American civil rights activist

Joan Constance Browning is a Freedom Rider and civil rights activist known for her participation in non-violent protests in the southern United States in the 1960s.

== Biography ==
Browning was born and raised in rural Georgia, and started college in 1959 at Georgia State College for Women at the age of sixteen. While there she began to be involved in the freedom rider movement, and her involvement in the movement ultimately led to her 1961 dismissal from the college because of her decision to attend a black church. At the age of eighteen, she decided to move to Atlanta, where she worked in the library of Emory University and was attending classes at night.

At the age of 19 she became one of the Freedom Riders who traveled the south in 1961, where she joined the racially mixed group of people traveling south. She was arrested in Albany, Georgia and was the only white women to be put in jail where she spent a total of five days. After she was released from jail, she spoke to the group about her feelings and noted "It's a funny, mixed-up feeling to hate being in a dirty place — but to be glad that you're there for a good reason".

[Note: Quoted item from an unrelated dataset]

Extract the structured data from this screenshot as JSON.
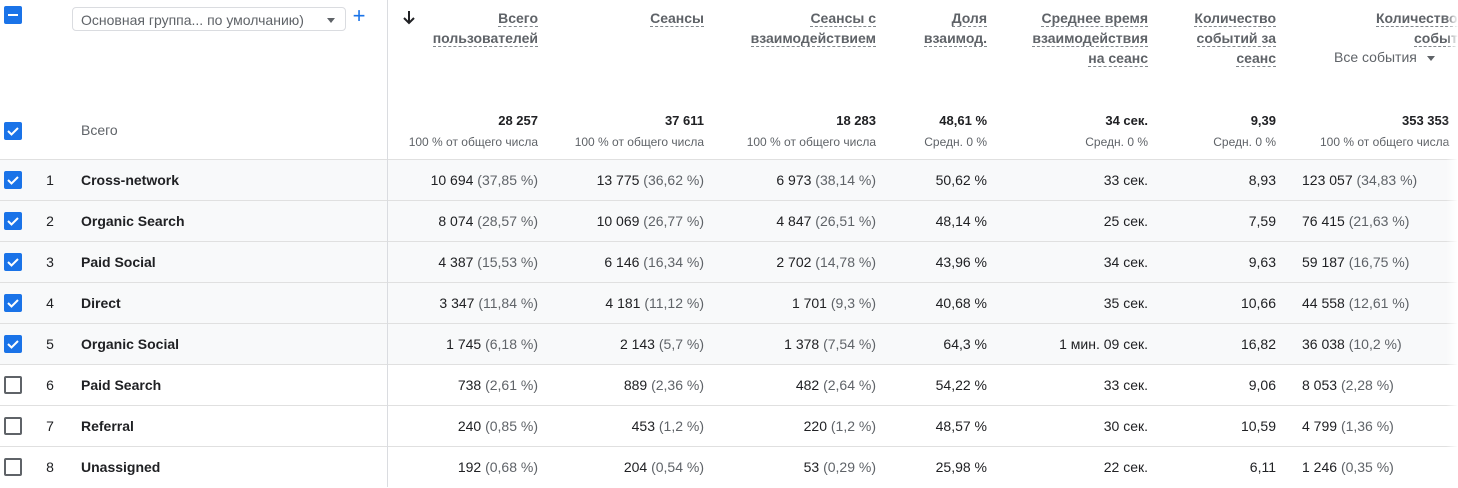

Browning's role in the civil rights movement was also detailed in the book The Road South, B. J. Hollars' book about the Freedom Riders.

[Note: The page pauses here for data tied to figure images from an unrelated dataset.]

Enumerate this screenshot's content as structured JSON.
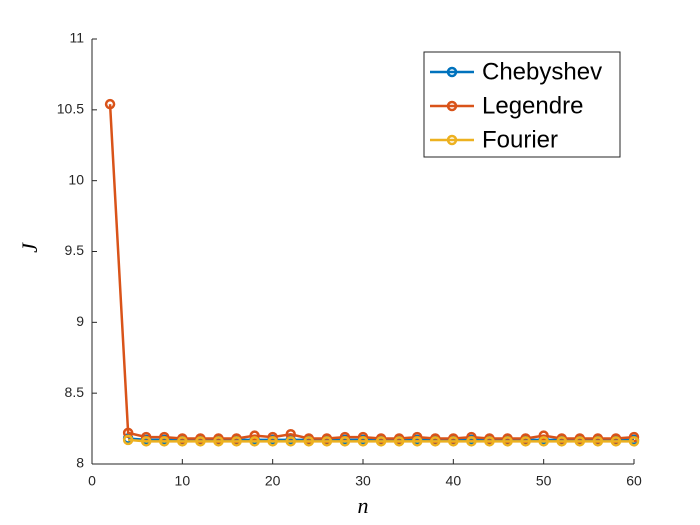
{
  "chart_data": {
    "type": "line",
    "xlabel": "n",
    "ylabel": "J",
    "x": [
      2,
      4,
      6,
      8,
      10,
      12,
      14,
      16,
      18,
      20,
      22,
      24,
      26,
      28,
      30,
      32,
      34,
      36,
      38,
      40,
      42,
      44,
      46,
      48,
      50,
      52,
      54,
      56,
      58,
      60
    ],
    "series": [
      {
        "name": "Chebyshev",
        "color": "#0072BD",
        "values": [
          null,
          8.18,
          8.17,
          8.17,
          8.17,
          8.17,
          8.17,
          8.17,
          8.17,
          8.17,
          8.17,
          8.17,
          8.17,
          8.17,
          8.17,
          8.17,
          8.17,
          8.17,
          8.17,
          8.17,
          8.17,
          8.17,
          8.17,
          8.17,
          8.17,
          8.17,
          8.17,
          8.17,
          8.17,
          8.17
        ]
      },
      {
        "name": "Legendre",
        "color": "#D95319",
        "values": [
          10.54,
          8.22,
          8.19,
          8.19,
          8.18,
          8.18,
          8.18,
          8.18,
          8.2,
          8.19,
          8.21,
          8.18,
          8.18,
          8.19,
          8.19,
          8.18,
          8.18,
          8.19,
          8.18,
          8.18,
          8.19,
          8.18,
          8.18,
          8.18,
          8.2,
          8.18,
          8.18,
          8.18,
          8.18,
          8.19
        ]
      },
      {
        "name": "Fourier",
        "color": "#EDB120",
        "values": [
          null,
          8.17,
          8.16,
          8.16,
          8.16,
          8.16,
          8.16,
          8.16,
          8.16,
          8.16,
          8.16,
          8.16,
          8.16,
          8.16,
          8.16,
          8.16,
          8.16,
          8.16,
          8.16,
          8.16,
          8.16,
          8.16,
          8.16,
          8.16,
          8.16,
          8.16,
          8.16,
          8.16,
          8.16,
          8.16
        ]
      }
    ],
    "xlim": [
      0,
      60
    ],
    "xticks": [
      0,
      10,
      20,
      30,
      40,
      50,
      60
    ],
    "ylim": [
      8,
      11
    ],
    "yticks": [
      8,
      8.5,
      9,
      9.5,
      10,
      10.5,
      11
    ],
    "grid": false,
    "legend": "northeast"
  }
}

Browning would go on to graduate from West Virginia State College, now known as West Virginia State University in 1994. She shares her experiences in the civil rights movement in public events as a means to engage young people, and she writes on the historical details of the civil rights movement using biographies such as her article on the activist Fannie Lou Hamer.

== Selected publications ==
- Browning, Joan C. (2022). "For Freedom's Sake: The Life of Fannie Lou Hamer"
- Curry, Constance (2000). "Deep in our hearts : nine white women in the Freedom Movement"
- Browning, Joan C. (1996). "Invisible Revolutionaries: White Women in Civil Rights Historiography"

== Awards and honors ==
In 2000, Browning received the West Virginia Martin Luther King Jr. "Living the Dream Award". In 2005, Browning received the Martin Luther King Achievement Award from West Virginia University. On April 27, 2024, Browning received an honorary Doctor of Letters from Marshall University. On June 8, 2025, Marshall University dedicated an honorary bench on their campus with a plaque reading "West Virginia's Freedom Rider.